Мы вышли из кафе в половине первого ночи и направились к квартире Елены Владимировны, у подъезда которой должна была произойти встреча Великого музыканта с Борисом Аркадьевичем. Вернее, Борис Аркадьевич решил стоять у дверей дома и ждать возвращения Великого музыканта — тот приходил домой к часу ночи примерно, — с тем чтобы указать ему, как это формулировал Шувалов, на совершенно очевидную некорректность его поведения по отношению к Елене Владимировне.
— Сомнительно, чтобы он два часа ждал на морозе исключительно для удовольствия произнести эту вежливую фразу, — не удержавшись, сказал я.
— Возможно, что он выберет другое эквивалентное выражение, — ответил Шувалов, особенно подчеркивая слово «эквивалентное».
В этот час на улицах было пустынно; только где-то далеко завизжали за углом тормоза автомобиля, и все снова стихло. Было очень холодно, я поднял воротник своей шубы.
— Нам далеко? — спросил я Шувалова.
— Нет, не очень, — ответил он. И мы продолжали идти.

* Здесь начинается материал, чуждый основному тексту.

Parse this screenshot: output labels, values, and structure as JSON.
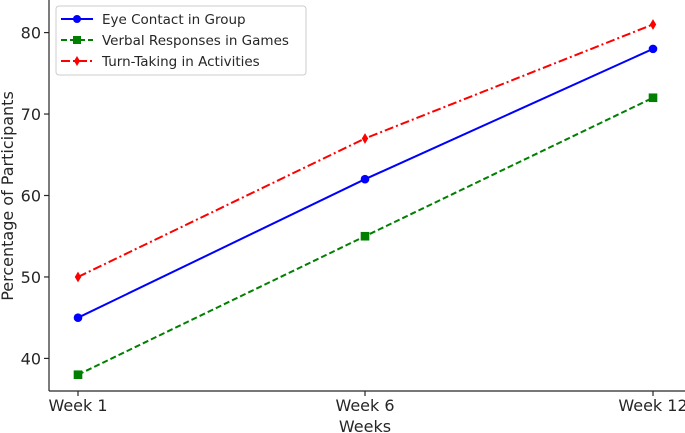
{
  "chart_data": {
    "type": "line",
    "title": "",
    "xlabel": "Weeks",
    "ylabel": "Percentage of Participants",
    "categories": [
      "Week 1",
      "Week 6",
      "Week 12"
    ],
    "ylim": [
      36,
      84
    ],
    "yticks": [
      40,
      50,
      60,
      70,
      80
    ],
    "grid": false,
    "legend_position": "top-left",
    "series": [
      {
        "name": "Eye Contact in Group",
        "values": [
          45,
          62,
          78
        ],
        "color": "#0000ff",
        "linestyle": "solid",
        "marker": "circle"
      },
      {
        "name": "Verbal Responses in Games",
        "values": [
          38,
          55,
          72
        ],
        "color": "#008000",
        "linestyle": "dashed",
        "marker": "square"
      },
      {
        "name": "Turn-Taking in Activities",
        "values": [
          50,
          67,
          81
        ],
        "color": "#ff0000",
        "linestyle": "dashdot",
        "marker": "diamond"
      }
    ]
  }
}
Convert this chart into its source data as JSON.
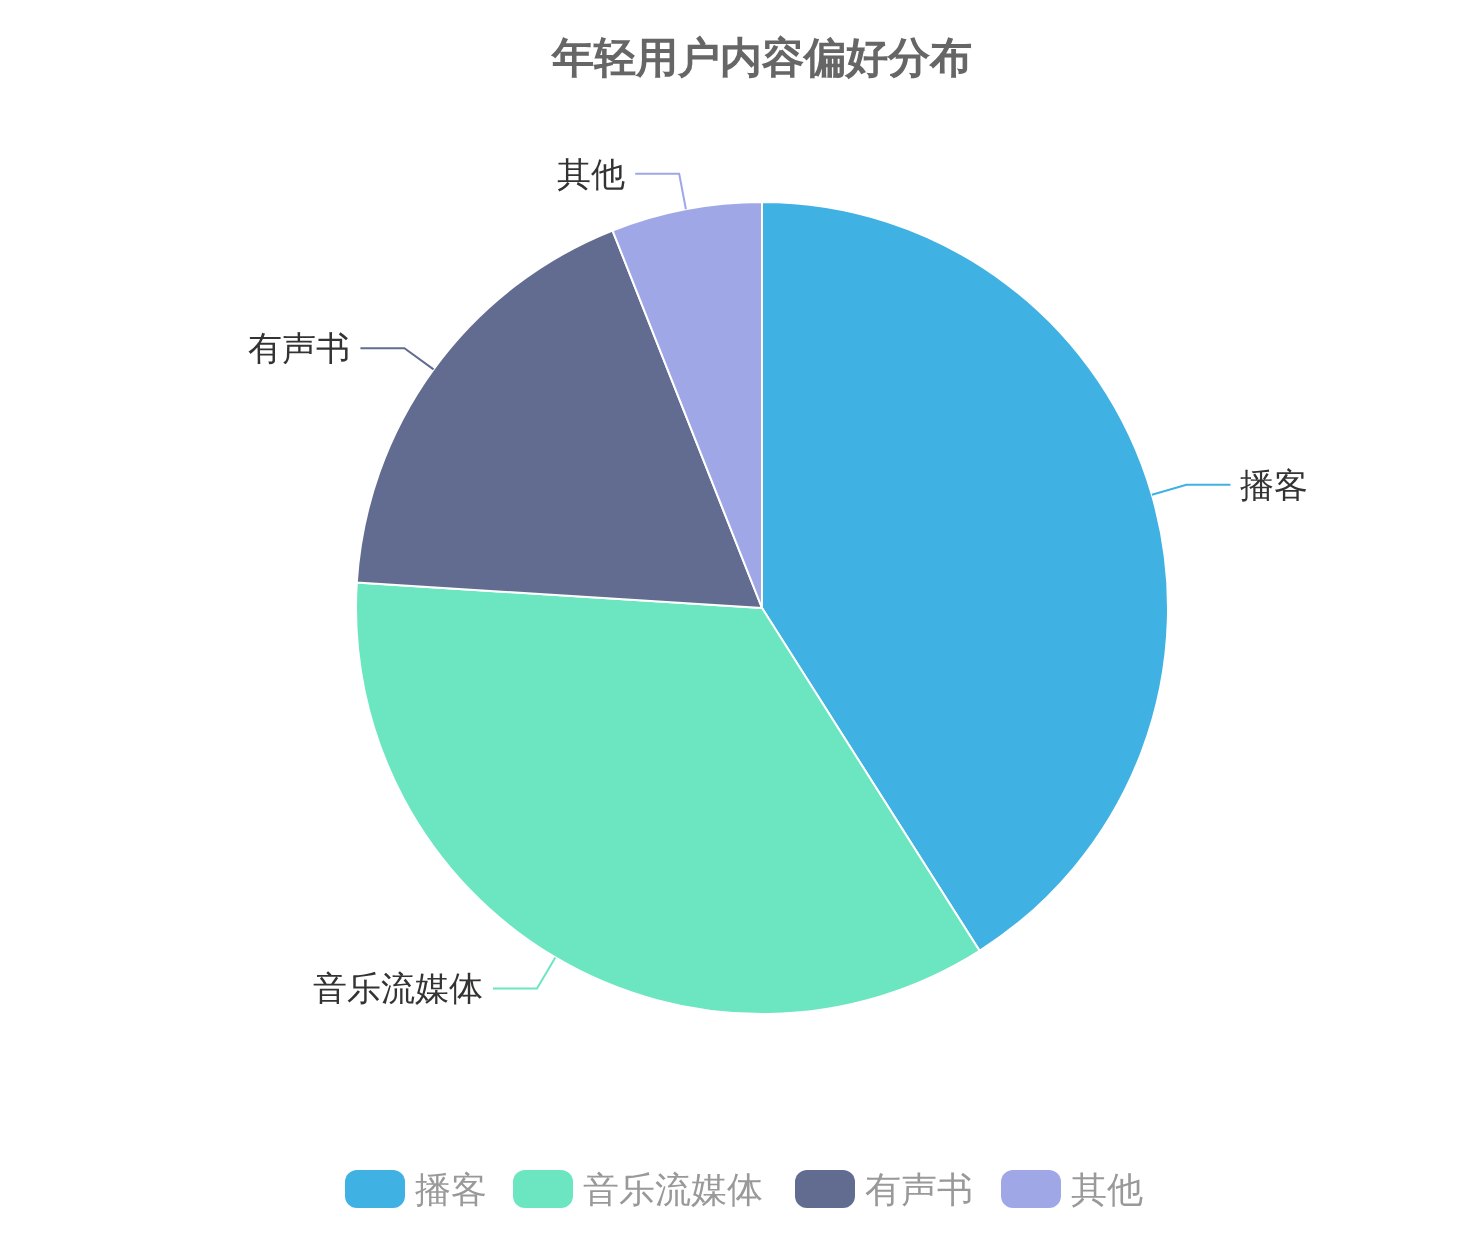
{
  "chart_data": {
    "type": "pie",
    "title": "年轻用户内容偏好分布",
    "categories": [
      "播客",
      "音乐流媒体",
      "有声书",
      "其他"
    ],
    "values": [
      41,
      35,
      18,
      6
    ],
    "colors": [
      "#3fb1e3",
      "#6be6c1",
      "#626c91",
      "#a0a7e6"
    ],
    "legend": "bottom"
  }
}
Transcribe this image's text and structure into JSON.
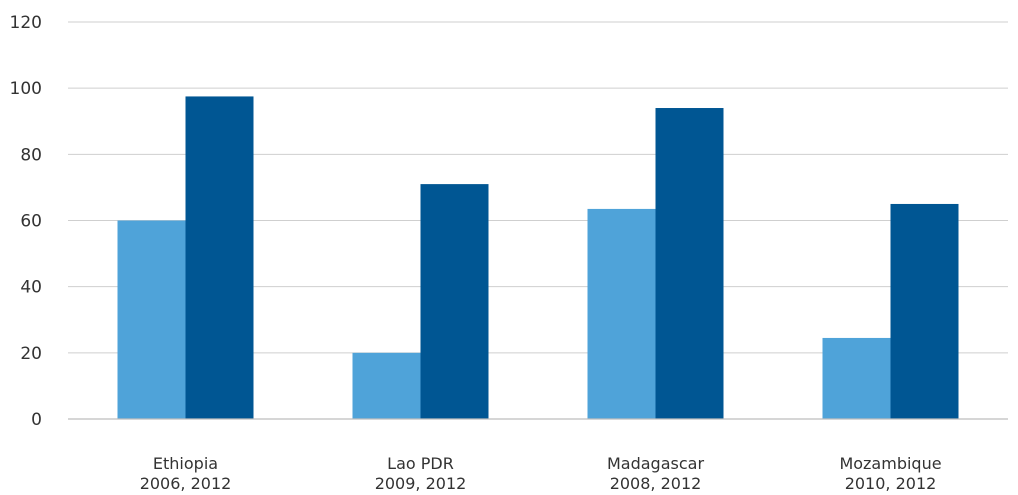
{
  "chart_data": {
    "type": "bar",
    "title": "",
    "xlabel": "",
    "ylabel": "",
    "categories": [
      [
        "Ethiopia",
        "2006, 2012"
      ],
      [
        "Lao PDR",
        "2009, 2012"
      ],
      [
        "Madagascar",
        "2008, 2012"
      ],
      [
        "Mozambique",
        "2010, 2012"
      ]
    ],
    "series": [
      {
        "values": [
          60,
          20,
          63.5,
          24.5
        ],
        "color": "#4fa3d9"
      },
      {
        "values": [
          97.5,
          71,
          94,
          65
        ],
        "color": "#005693"
      }
    ],
    "ylim": [
      0,
      120
    ],
    "yticks": [
      0,
      20,
      40,
      60,
      80,
      100,
      120
    ],
    "grid": true,
    "legend": "none"
  }
}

Если бы все это происходило в иных обстоятельствах, я бы, наверное, заговорил бы о чем-нибудь с Алексеем Андреевичем. Но в те минуты смертельная тоска так владела мной, что я не мог сказать ни одного слова, мне казалось, что оно прозвучало бы лишне и ненужно — точно бы с другой стороны уже совершившегося события — и что его не следовало произносить. Я только хотел, чтобы все кончилось как можно скорее. Но мы шли минут десять; а мне они показались целым часом. Наконец Шувалов остановился. Я увидел перед собой узкую улицу, освещенную одним фонарем и соединявшую rue de Vaugirard, где мы стояли, с площадью St. Sulpice. Почти тотчас же, шагах в пятидесяти от нас, я увидел широкую фигуру Бориса Аркадьевича. Он стоял в своем туго застегнутом пальто, в мягкой шляпе, с тростью в руке.
Впоследствии, вспоминая все, я думал, что в тот момент Сверлов действительно был похож на джеттаторе — этот неподвижный, немой силуэт в неверном зеленоватом свете фонаря на углу пустынной и узкой зимней улицы. Но тогда я об этом не думал.